THQ Earnings Analysis: This Asset is Still an Issue for Investors

THQ Inc (NASDAQ:THQI) Q4 results were in line with preannouncement. Pro forma revenue was $171 million, compared with our estimate of $170 million, consensus of $166 million, and the preannounced range of $160-170 million. Pro forma EPS was $(0.12) (excluding $0.66/share in net charges), compared with our estimate of $(0.10), consensus of $(0.14), and the preannounced range of $(0.20) – (0.10).

Management introduced specific FY:13 guidance for revenue of $410-430 million, approximately in line with prior guidance, and introduced FY:13 EPS guidance of $(0.40)-(0.25). Management introduced Q1:13 guidance for revenue of $25-30 million, and for EPS of $(0.45)-(0.40).

We are maintaining our FY:13 estimate for revenue of $418 million, and decreasing our EPS estimate to $(0.33) from $0.11 to reflect guidance.
Despite substantially lower operating expenses, the company expects a loss in FY:13. We thought that THQ (NASDAQ:THQI) could conceivably break even or achieve profitability in FY:13 with substantial cost-cutting efforts. However, earnings guidance calls for a loss, and is slightly above the Street’s more pessimistic/realistic expectations. Guidance may be conservative, but, given THQ’s recent string of disappointing results, we are not convinced that guidance includes the potential for any major misses. THQ has misjudged its portfolio in the past, and it is not assured of making the right decisions in FY:13. The company failed to achieve profitability in four of the last five years, even though it generated significantly more revenue than it has guided to in FY:13, and we are not yet convinced that streamlining its operations will result in a return to profitability.

Cash will continue to be an issue. We expect cash to remain tight for the next eight quarters, especially if losses are greater than expected, but we acknowledge that should THQ reduce its overhead sufficiently, it may be able to reach a cash flow positive year by FY:14. However, the company faces an uphill battle, as it must overcome yet another year of losses.

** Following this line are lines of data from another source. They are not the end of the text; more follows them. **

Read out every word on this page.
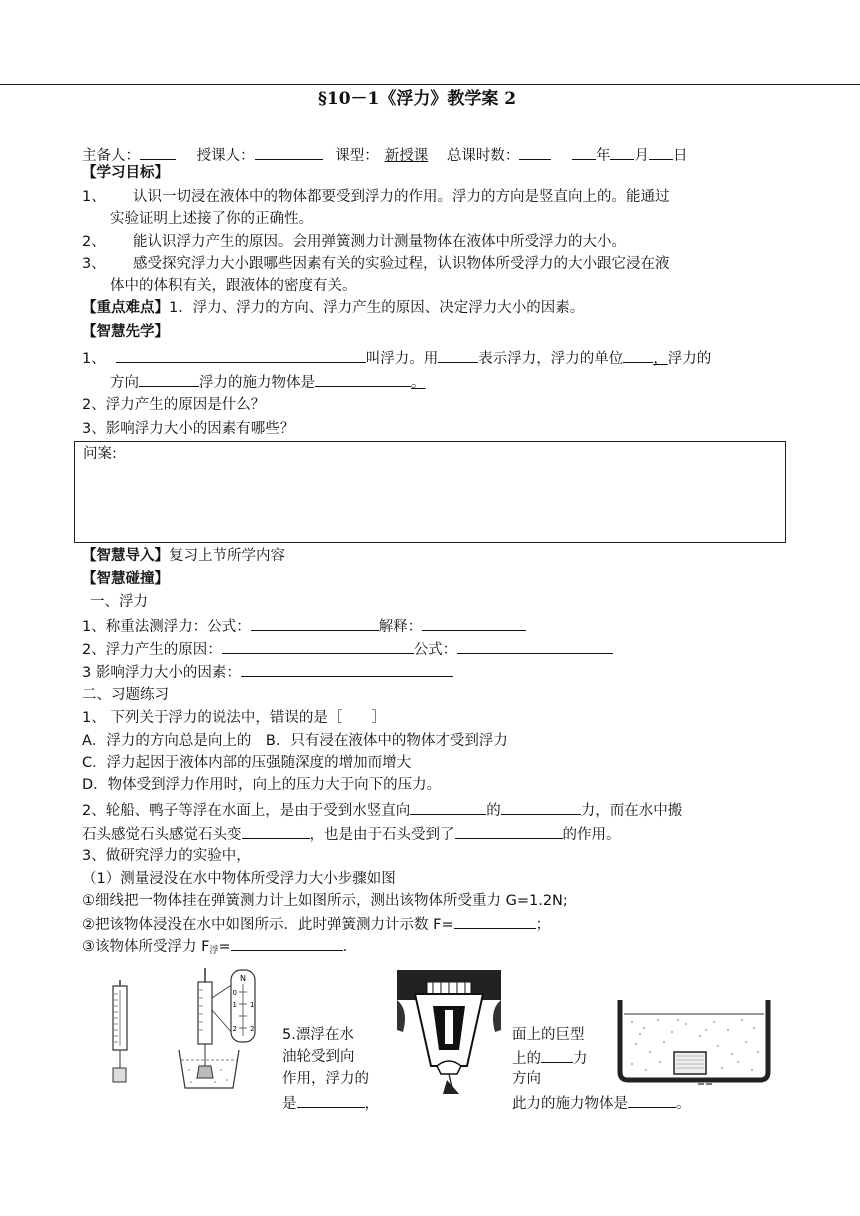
§10－1《浮力》教学案 2
主备人：	授课人：	课型： 新授课 总课时数：	年 月 日
【学习目标】
1、 认识一切浸在液体中的物体都要受到浮力的作用。浮力的方向是竖直向上的。能通过
实验证明上述接了你的正确性。
2、 能认识浮力产生的原因。会用弹簧测力计测量物体在液体中所受浮力的大小。
3、 感受探究浮力大小跟哪些因素有关的实验过程，认识物体所受浮力的大小跟它浸在液
体中的体积有关，跟液体的密度有关。
【重点难点】1．浮力、浮力的方向、浮力产生的原因、决定浮力大小的因素。
【智慧先学】
1、	叫浮力。用	表示浮力，浮力的单位 ，浮力的
方向	浮力的施力物体是	。
2、浮力产生的原因是什么？
3、影响浮力大小的因素有哪些？
问案:
【智慧导入】复习上节所学内容
【智慧碰撞】
一、浮力
1、称重法测浮力：公式：	解释：
2、浮力产生的原因：	公式：
3 影响浮力大小的因素：
二、习题练习
1、 下列关于浮力的说法中，错误的是［　　］
A．浮力的方向总是向上的　B．只有浸在液体中的物体才受到浮力
C．浮力起因于液体内部的压强随深度的增加而增大
D．物体受到浮力作用时，向上的压力大于向下的压力。
2、轮船、鸭子等浮在水面上，是由于受到水竖直向	的	力，而在水中搬
石头感觉石头感觉石头变	，也是由于石头受到了	的作用。
3、做研究浮力的实验中，
（1）测量浸没在水中物体所受浮力大小步骤如图
①细线把一物体挂在弹簧测力计上如图所示，测出该物体所受重力 G=1.2N;
②把该物体浸没在水中如图所示．此时弹簧测力计示数 F=	；
③该物体所受浮力 $F_浮=$	．
N
0
1 1
2 2 5.漂浮在水
油轮受到向
作用，浮力的
是	，
面上的巨型
上的 力
方向
此力的施力物体是	。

Maintaining our NEUTRAL rating and our suspended price target. Given THQ’s uneven financial performance and history of financial losses, it is difficult to estimate when or whether the company will return to profitability, and equally difficult to determine a value for its equity. We advise investors to remain on the sidelines until the company can show a clear path to profitability.

Michael Pachter is an analyst at Wedbush Morgan.